Anthropic's Claude Mythos Cracks Zero-Days, Skips Public Launch

One fact anchors the story: engineers with no formal security training asked Claude Mythos Preview to hunt for remote code execution vulnerabilities, went home, and returned to complete working exploits.

Anthropic announced Claude Mythos Preview this weekend, calling it a step-change over Claude Opus 4.6 across reasoning, coding, and offensive security. The model is not going to general availability. Instead, access is channeled through a new industry initiative called Project Glasswing, backed by $100 million in Anthropic usage credits and a consortium of ten technology companies.

The benchmark gap between Mythos and prior models is not marginal. Where Opus 4.6 produced working JavaScript shell exploits in two out of several hundred attempts against Firefox vulnerabilities, Mythos Preview succeeded 181 times on the same target set, according to InfoQ. On OSS-Fuzz targets, all fully patched, the model achieved complete control flow hijack on ten separate programs.

Beyond structured benchmarks, Mythos autonomously discovered zero-days across every major operating system and browser during internal testing. Two findings stand out in the InfoQ report: a 27-year-old latent bug in OpenBSD and a 16-year-old vulnerability in FFmpeg's H.264 codec. FFmpeg underlies video processing in a vast range of commercial and open-source products; its H.264 path is one of the most widely deployed media parsers in production. Finding a decade-and-a-half-old flaw there during a routine overnight session reframes how much attack surface the security industry has actually mapped.

The dual-use problem

The capabilities that make Mythos useful for defensive security are exactly what make it dangerous in unrestricted hands. Anthropic's decision to withhold public access implies that internal safety evaluations placed this model above a threshold that prior Claude releases did not cross. The company has not published its full responsible scaling evaluation for Mythos, so outside researchers cannot independently verify where that line sits or what mitigations were applied.

Project Glasswing brings together AWS, Apple, Cisco, CrowdStrike, Google, JPMorgan Chase, the Linux Foundation, Microsoft, NVIDIA, and Palo Alto Networks. As InfoQ reports, the stated mission is coordinated vulnerability discovery and patching at scale, using Mythos to find and fix bugs before adversaries do. That framing is defensible, though it grants a small number of large incumbents asymmetric access to capability that open-source maintainers and smaller security vendors will not share, at least initially.

For practitioners outside Glasswing

Overnight exploit generation is not just a benchmark curiosity. If Mythos can produce working RCE exploits on fully patched production targets in a single session, the economics of security research shift substantially. Red team cycles compress, and organizations inside Glasswing gain a head start on those dynamics while the rest of the industry waits.
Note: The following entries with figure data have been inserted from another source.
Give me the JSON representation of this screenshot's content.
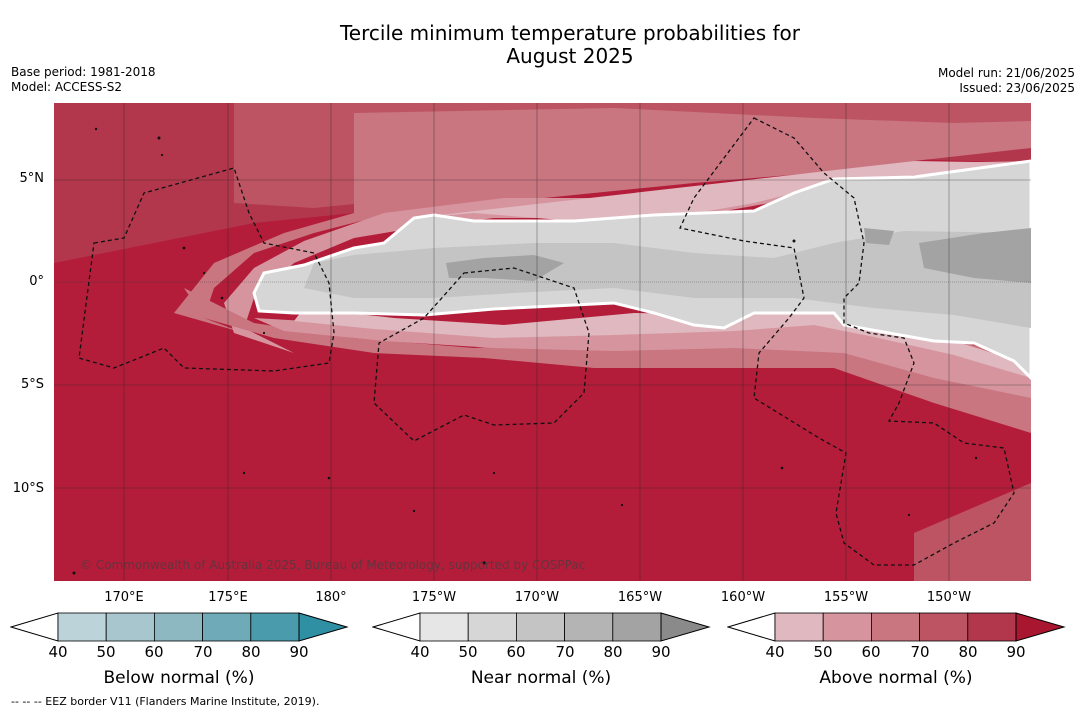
{
  "title_line1": "Tercile minimum temperature probabilities for",
  "title_line2": "August 2025",
  "base_period": "Base period: 1981-2018",
  "model": "Model: ACCESS-S2",
  "model_run": "Model run: 21/06/2025",
  "issued": "Issued: 23/06/2025",
  "lat_labels": [
    "5°N",
    "0°",
    "5°S",
    "10°S"
  ],
  "lon_labels": [
    "170°E",
    "175°E",
    "180°",
    "175°W",
    "170°W",
    "165°W",
    "160°W",
    "155°W",
    "150°W"
  ],
  "copyright": "© Commonwealth of Australia 2025, Bureau of Meteorology, supported by COSPPac",
  "colorbars": [
    {
      "title": "Below normal (%)",
      "ticks": [
        "40",
        "50",
        "60",
        "70",
        "80",
        "90"
      ],
      "colors": [
        "#bcd3da",
        "#a7c6cd",
        "#8db8c2",
        "#6eaab7",
        "#4a9cad",
        "#2f8fa3"
      ]
    },
    {
      "title": "Near normal (%)",
      "ticks": [
        "40",
        "50",
        "60",
        "70",
        "80",
        "90"
      ],
      "colors": [
        "#e6e6e6",
        "#d6d6d6",
        "#c4c4c4",
        "#b4b4b4",
        "#a3a3a3",
        "#8a8a8a"
      ]
    },
    {
      "title": "Above normal (%)",
      "ticks": [
        "40",
        "50",
        "60",
        "70",
        "80",
        "90"
      ],
      "colors": [
        "#e0b8bf",
        "#d6959e",
        "#c97681",
        "#bd5463",
        "#b2374d",
        "#a8162f"
      ]
    }
  ],
  "footnote": "--  --  -- EEZ border V11 (Flanders Marine Institute, 2019)."
}
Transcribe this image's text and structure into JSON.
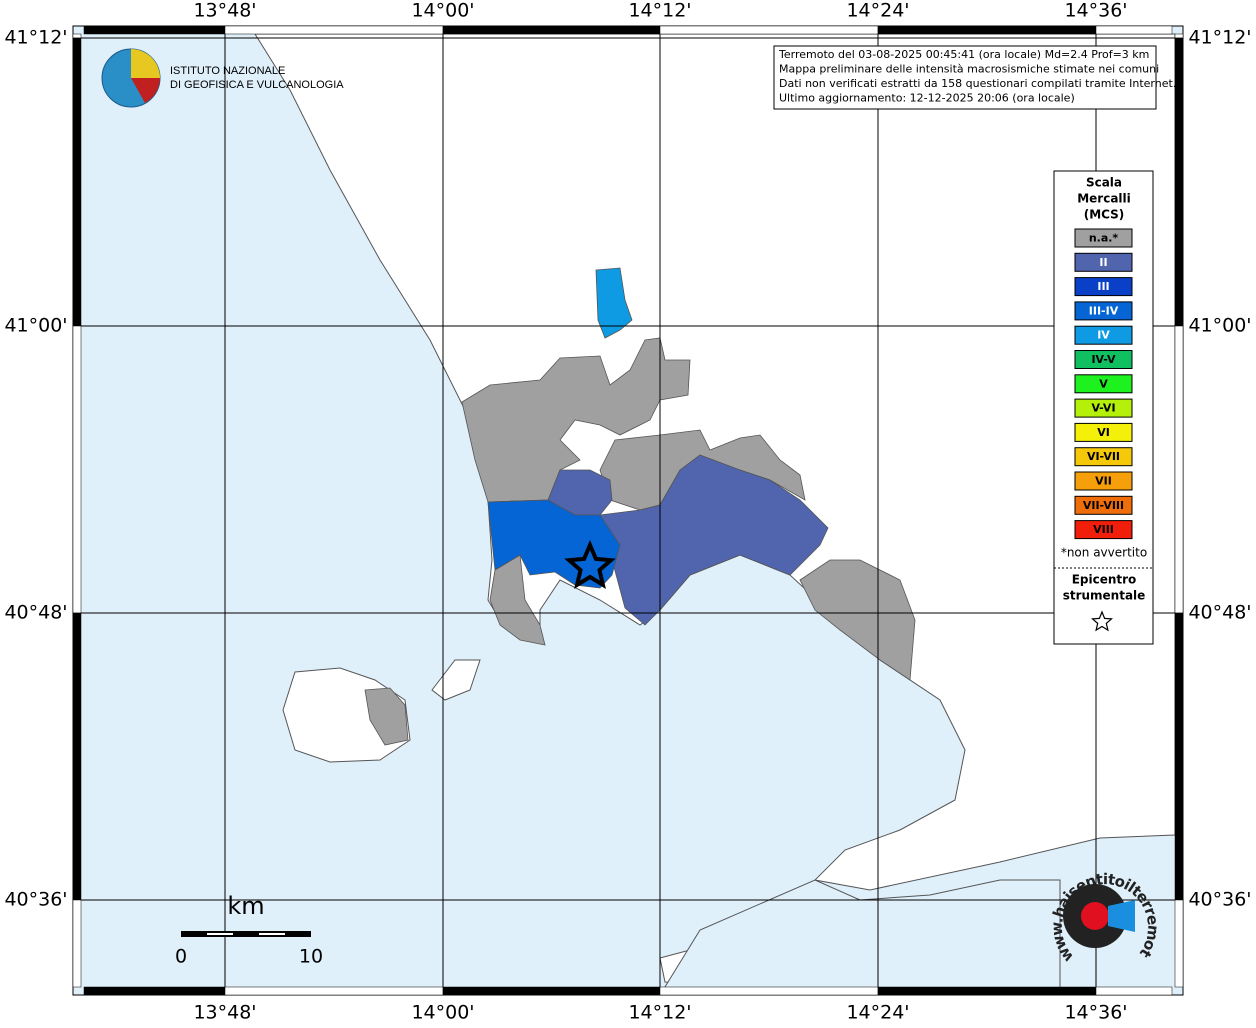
{
  "map": {
    "lon_labels": [
      "13°48'",
      "14°00'",
      "14°12'",
      "14°24'",
      "14°36'"
    ],
    "lat_labels": [
      "41°12'",
      "41°00'",
      "40°48'",
      "40°36'"
    ]
  },
  "logo": {
    "line1": "ISTITUTO NAZIONALE",
    "line2": "DI GEOFISICA E VULCANOLOGIA"
  },
  "info": {
    "lines": [
      "Terremoto del 03-08-2025 00:45:41 (ora locale) Md=2.4 Prof=3 km",
      "Mappa preliminare delle intensità macrosismiche stimate nei comuni",
      "Dati non verificati estratti da 158 questionari compilati tramite Internet.",
      "Ultimo aggiornamento: 12-12-2025 20:06 (ora locale)"
    ]
  },
  "legend": {
    "title": [
      "Scala",
      "Mercalli",
      "(MCS)"
    ],
    "items": [
      {
        "label": "n.a.*",
        "color": "#a0a0a0"
      },
      {
        "label": "II",
        "color": "#5065ad"
      },
      {
        "label": "III",
        "color": "#0a3fc8"
      },
      {
        "label": "III-IV",
        "color": "#0565d4"
      },
      {
        "label": "IV",
        "color": "#0f9be3"
      },
      {
        "label": "IV-V",
        "color": "#10c060"
      },
      {
        "label": "V",
        "color": "#1ef21e"
      },
      {
        "label": "V-VI",
        "color": "#b4f00a"
      },
      {
        "label": "VI",
        "color": "#f5f00a"
      },
      {
        "label": "VI-VII",
        "color": "#f5c80a"
      },
      {
        "label": "VII",
        "color": "#f5a00a"
      },
      {
        "label": "VII-VIII",
        "color": "#f06e0a"
      },
      {
        "label": "VIII",
        "color": "#f01e0a"
      }
    ],
    "note": "*non avvertito",
    "epicenter": [
      "Epicentro",
      "strumentale"
    ]
  },
  "scale_bar": {
    "unit": "km",
    "start": "0",
    "end": "10"
  },
  "badge": {
    "text": "www.haisentitoilterremoto.it"
  }
}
Controlled access also gives Anthropic regulatory cover. Demonstrating that deployment is gated and purposive, rather than speculative, is useful positioning ahead of any legislative movement on frontier model capability thresholds. Whether Glasswing's patch throughput outpaces independent rediscovery of the same vulnerabilities by adversaries or competing labs is a separate question entirely.

History of dual-use research suggests that capability gaps between restricted and general availability close faster than the restricting party expects. If a model can find a 27-year-old OpenBSD bug on its first pass, software archaeology at scale becomes tractable, and the implications extend well beyond offensive security into reliability and compliance work. Swift commentary followed the announcement, as InfoQ noted.

At what point does Glasswing's coordinated patching program wind down, and what happens to API access when it does?

FAQ

What is Claude Mythos Preview? Claude Mythos Preview is Anthropic's most capable frontier model to date, with substantially stronger performance in reasoning, coding, and cybersecurity than Claude Opus 4.6. Access is restricted to Project Glasswing consortium members and is not publicly available.

Why did Anthropic withhold Claude Mythos from public release? Internal testing showed the model autonomously discovering and exploiting zero-day vulnerabilities across every major operating system and browser. Anthropic has not published its full responsible scaling evaluation, but the restricted rollout implies the cybersecurity capabilities crossed an internal risk threshold.

What is Project Glasswing? Project Glasswing is an Anthropic-led consortium including AWS, Apple, Cisco, CrowdStrike, Google, JPMorgan Chase, the Linux Foundation, Microsoft, NVIDIA, and Palo Alto Networks. Backed by $100 million in Anthropic usage credits, its stated purpose is coordinated vulnerability discovery and patching in critical software.

How do Mythos and Opus 4.6 compare on exploit generation? On Firefox vulnerabilities from the OSS-Fuzz corpus, Opus 4.6 generated working JavaScript shell exploits twice out of several hundred attempts. Mythos Preview succeeded 181 times. Mythos also achieved full control flow hijack on ten separate fully patched OSS-Fuzz targets where Opus 4.6 did not.